推定販売部数は同10・5%減の14億7812万冊と、1割以上のマイナスに。内訳は、月刊誌が同8・7%減の10億5048万冊、週刊誌が同14・6%減の4億2764万冊で、週刊誌の2桁減は初めて。
平均価格は同2・6%(14円)増の546円。月刊誌は同2・0%(12円)増の619円、週刊誌は同1・2%(4円)増の350円と値上がり傾向が続く。
推定発行部数は同7・9%減の24億5845万冊、推定発行金額は同5・5%減の1兆3414億円。金額返品率は同1・8ポイント増の41・8%で、売行きの悪化に対し供給調整が追いつかなかった。
不定期誌の新刊点数は、増刊・別冊が同6・7%減の3918点、ムックが1・1%減の9230点。前年に続き、宝島社や学研プラスなど大手出版社で点数の抑制傾向が続いている。

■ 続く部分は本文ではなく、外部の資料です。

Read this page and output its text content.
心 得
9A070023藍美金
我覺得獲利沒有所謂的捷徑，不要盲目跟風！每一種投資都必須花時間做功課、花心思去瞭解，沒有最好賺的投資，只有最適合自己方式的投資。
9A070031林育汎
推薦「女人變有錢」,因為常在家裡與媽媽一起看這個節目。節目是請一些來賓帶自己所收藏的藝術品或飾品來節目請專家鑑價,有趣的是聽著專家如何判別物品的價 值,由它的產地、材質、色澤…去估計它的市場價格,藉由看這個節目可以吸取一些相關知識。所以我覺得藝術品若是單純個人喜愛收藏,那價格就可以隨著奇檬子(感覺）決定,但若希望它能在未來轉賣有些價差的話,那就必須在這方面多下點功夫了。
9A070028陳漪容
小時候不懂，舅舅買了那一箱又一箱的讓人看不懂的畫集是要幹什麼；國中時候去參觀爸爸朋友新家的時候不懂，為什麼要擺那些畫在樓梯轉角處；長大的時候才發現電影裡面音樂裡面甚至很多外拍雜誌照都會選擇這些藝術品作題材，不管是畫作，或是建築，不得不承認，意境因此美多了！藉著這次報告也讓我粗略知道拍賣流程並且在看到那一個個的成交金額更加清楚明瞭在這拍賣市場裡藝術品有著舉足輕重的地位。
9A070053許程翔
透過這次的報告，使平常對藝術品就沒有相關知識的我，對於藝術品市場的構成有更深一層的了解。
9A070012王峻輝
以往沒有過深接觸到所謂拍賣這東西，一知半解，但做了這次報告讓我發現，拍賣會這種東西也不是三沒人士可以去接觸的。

1号あたりを1点とカウントした年間の付録添付誌数は、同4・6%減の1万2377点で、付録も抑制する動きが見られた。
年間の創復刊点数は同17点減の70点で、100点を下回ったのは4年連続。創刊部数は同46・5%減。50代以上女性向けライフスタイル誌『おとなスタイル』(講談社)などが創刊した。一方、休刊点数は同52点減の117点で、休刊部数は同44・7%減。

〔前年比31%増の1502億円/電子出版〕
出版科学研究所は15年から電子出版の市場規模を調査範囲に加え発表。これによると15年の電子出版市場規模は1502億円で前年比31・3%増、金額で同358億円増加した。内訳は、電子コミックが同30・3%増の1149億円、電子書籍が同18・8%増の228億円、電子雑誌が同78・6%増の125億円。紙と電子の出版市場を合わせると1兆6722億円、同2・8%減。電子出版の占有率は9・0%で、同2・4ポイント増加した。